Bubonic plague is caused by the bacteria Yersinia pestis (one of three different strains that caused that whole Black Death pandemic). As you probably know, it’s carried by rodents, like rats. Humans (and cats) can get the disease by either eating those animals or via fleas jumping from an infected animal and biting them.
In the middle ages, it was rats that were the vector, but here in the US, bubonic plague mainly carried by squirrels. The squirrel in Colorado is just one of many squirrels all over the country that carry the plague. That’s why Colorado was testing the furry little monsters in the first place because plague squirrels are relatively common. A campground in California was closed down in 2013 after a plague squirrel was discovered. As for China, that case reported there has been linked to the patient easting the meat of an infected marmot (another type of rodent).

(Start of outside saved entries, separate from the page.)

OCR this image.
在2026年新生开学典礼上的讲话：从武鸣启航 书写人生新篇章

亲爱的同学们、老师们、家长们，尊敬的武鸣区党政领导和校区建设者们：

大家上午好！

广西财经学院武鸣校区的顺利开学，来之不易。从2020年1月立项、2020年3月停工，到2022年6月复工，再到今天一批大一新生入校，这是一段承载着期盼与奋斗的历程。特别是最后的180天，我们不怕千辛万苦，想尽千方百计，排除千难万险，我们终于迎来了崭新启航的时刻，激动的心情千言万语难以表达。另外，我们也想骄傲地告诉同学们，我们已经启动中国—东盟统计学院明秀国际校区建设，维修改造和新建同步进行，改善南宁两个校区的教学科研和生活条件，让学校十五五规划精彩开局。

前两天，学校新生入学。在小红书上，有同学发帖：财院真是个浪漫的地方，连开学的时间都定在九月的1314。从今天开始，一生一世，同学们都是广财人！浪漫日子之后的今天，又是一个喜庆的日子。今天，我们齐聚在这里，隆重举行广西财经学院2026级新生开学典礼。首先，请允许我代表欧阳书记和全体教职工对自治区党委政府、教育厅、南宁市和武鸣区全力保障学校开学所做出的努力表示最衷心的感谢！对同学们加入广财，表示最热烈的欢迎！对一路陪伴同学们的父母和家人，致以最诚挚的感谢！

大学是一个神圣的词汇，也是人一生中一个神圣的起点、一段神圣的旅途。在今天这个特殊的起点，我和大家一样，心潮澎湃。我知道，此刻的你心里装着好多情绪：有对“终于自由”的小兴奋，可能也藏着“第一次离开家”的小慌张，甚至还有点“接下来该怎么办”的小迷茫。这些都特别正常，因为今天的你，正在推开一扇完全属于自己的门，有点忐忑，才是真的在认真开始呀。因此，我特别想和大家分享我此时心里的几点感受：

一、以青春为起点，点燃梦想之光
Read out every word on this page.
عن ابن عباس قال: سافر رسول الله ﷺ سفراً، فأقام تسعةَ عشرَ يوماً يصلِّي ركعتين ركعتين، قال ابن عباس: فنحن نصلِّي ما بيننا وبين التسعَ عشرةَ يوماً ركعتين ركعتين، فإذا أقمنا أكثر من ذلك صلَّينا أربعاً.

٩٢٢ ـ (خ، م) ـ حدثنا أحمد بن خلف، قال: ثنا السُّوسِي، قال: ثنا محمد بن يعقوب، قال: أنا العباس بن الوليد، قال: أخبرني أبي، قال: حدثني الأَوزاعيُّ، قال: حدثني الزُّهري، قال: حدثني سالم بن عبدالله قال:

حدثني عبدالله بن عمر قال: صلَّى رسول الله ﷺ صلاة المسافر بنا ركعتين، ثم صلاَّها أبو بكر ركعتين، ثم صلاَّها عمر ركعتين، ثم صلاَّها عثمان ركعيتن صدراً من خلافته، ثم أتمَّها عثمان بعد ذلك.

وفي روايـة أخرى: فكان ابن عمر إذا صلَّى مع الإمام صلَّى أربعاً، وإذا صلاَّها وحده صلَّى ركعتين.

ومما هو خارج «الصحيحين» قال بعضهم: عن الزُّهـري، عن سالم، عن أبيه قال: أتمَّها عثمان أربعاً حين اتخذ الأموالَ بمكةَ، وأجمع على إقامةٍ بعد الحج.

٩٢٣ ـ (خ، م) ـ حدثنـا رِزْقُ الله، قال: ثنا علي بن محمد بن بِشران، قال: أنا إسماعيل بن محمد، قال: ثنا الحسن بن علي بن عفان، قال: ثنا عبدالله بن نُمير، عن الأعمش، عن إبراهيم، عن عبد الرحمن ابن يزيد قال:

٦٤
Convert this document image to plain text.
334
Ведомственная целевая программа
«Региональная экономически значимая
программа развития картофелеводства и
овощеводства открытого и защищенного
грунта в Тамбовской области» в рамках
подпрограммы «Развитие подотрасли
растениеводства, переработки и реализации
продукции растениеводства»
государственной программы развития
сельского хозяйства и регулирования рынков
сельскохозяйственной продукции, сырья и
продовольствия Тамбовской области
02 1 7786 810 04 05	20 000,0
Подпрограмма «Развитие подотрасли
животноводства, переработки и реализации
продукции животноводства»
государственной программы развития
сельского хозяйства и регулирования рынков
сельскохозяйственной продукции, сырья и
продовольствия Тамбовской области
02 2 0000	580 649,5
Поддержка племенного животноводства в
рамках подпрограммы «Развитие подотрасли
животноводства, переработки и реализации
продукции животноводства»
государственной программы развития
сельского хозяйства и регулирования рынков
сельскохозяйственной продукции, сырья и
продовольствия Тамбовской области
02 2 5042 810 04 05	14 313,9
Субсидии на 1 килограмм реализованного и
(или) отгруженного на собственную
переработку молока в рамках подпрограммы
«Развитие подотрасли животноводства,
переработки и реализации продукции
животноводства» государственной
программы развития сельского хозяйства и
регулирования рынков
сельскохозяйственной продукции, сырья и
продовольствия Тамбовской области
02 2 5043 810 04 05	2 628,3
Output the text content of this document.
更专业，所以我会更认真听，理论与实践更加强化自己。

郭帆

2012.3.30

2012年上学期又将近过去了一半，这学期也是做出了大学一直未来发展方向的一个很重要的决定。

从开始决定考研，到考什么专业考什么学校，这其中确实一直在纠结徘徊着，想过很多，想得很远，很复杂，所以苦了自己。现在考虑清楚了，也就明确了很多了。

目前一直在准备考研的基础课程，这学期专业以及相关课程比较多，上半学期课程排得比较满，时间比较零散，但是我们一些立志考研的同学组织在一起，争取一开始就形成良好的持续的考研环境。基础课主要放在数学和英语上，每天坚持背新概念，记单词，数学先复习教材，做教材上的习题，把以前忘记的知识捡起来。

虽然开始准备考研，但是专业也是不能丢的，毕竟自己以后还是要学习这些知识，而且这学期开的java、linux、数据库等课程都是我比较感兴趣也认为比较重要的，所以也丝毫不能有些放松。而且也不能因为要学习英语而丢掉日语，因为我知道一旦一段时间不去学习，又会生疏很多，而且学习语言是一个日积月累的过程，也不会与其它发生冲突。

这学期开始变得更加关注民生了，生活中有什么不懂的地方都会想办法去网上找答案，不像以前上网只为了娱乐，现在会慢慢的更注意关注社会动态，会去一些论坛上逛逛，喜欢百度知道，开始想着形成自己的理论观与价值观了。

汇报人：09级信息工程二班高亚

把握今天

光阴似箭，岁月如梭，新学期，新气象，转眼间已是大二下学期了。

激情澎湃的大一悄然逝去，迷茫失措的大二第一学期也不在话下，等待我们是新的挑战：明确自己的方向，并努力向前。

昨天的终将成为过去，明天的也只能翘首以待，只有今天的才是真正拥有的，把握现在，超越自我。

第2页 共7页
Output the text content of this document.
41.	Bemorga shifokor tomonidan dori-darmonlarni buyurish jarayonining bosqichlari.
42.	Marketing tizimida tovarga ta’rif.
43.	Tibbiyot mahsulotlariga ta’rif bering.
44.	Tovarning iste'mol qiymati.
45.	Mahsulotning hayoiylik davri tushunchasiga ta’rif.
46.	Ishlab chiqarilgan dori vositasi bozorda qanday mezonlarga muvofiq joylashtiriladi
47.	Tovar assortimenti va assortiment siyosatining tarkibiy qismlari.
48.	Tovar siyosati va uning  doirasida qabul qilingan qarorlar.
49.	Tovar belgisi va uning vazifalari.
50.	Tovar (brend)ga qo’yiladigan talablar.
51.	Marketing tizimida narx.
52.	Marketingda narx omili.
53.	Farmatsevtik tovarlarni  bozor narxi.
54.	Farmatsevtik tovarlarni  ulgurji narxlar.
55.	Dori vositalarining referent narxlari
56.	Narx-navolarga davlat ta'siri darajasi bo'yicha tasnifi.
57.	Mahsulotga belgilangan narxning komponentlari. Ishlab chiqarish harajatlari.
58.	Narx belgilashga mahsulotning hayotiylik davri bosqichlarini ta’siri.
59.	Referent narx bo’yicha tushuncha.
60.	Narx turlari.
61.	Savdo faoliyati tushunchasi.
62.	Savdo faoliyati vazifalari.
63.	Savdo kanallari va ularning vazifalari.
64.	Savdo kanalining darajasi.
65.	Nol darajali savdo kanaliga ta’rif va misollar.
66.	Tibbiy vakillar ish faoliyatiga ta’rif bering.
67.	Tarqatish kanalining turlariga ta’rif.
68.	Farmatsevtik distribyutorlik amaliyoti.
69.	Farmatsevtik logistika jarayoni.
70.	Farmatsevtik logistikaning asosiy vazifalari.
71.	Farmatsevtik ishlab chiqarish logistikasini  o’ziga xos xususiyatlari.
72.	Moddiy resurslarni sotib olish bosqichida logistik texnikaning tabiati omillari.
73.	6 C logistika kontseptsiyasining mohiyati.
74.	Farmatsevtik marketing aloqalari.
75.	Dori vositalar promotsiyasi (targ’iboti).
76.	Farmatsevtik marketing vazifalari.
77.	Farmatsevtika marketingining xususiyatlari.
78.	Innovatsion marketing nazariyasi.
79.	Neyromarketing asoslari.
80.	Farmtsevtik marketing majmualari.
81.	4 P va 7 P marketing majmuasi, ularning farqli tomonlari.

Because we know how the plague is transmitted, it’s extremely easy to not get it. I probably don’t need to tell you not to eat your local squirrels, but also don’t feed or pet them, don’t let them close to your food, and most importantly, keep them away from your cats. As mentioned, cats can contract plague if they kill or tangle with an infected animal, so keep an extra close eye on your kitty if you’re in an area where rodents have been known to carry this disease.
Bubonic Plague cases are actually more common than you might think, but still, only a few thousand cases are reported globally each year, and here in the US, there are about seven per year on average. And the good news is that if it’s caught early, the plague is treatable and survivable.
So, please. Don’t read the headlines about another scary virus and jump to any conclusion fueled by xenophobia or anxiety. There are plenty of OTHER terrible things waiting out there in the world to ruin this already terrible year, but the plague isn’t one.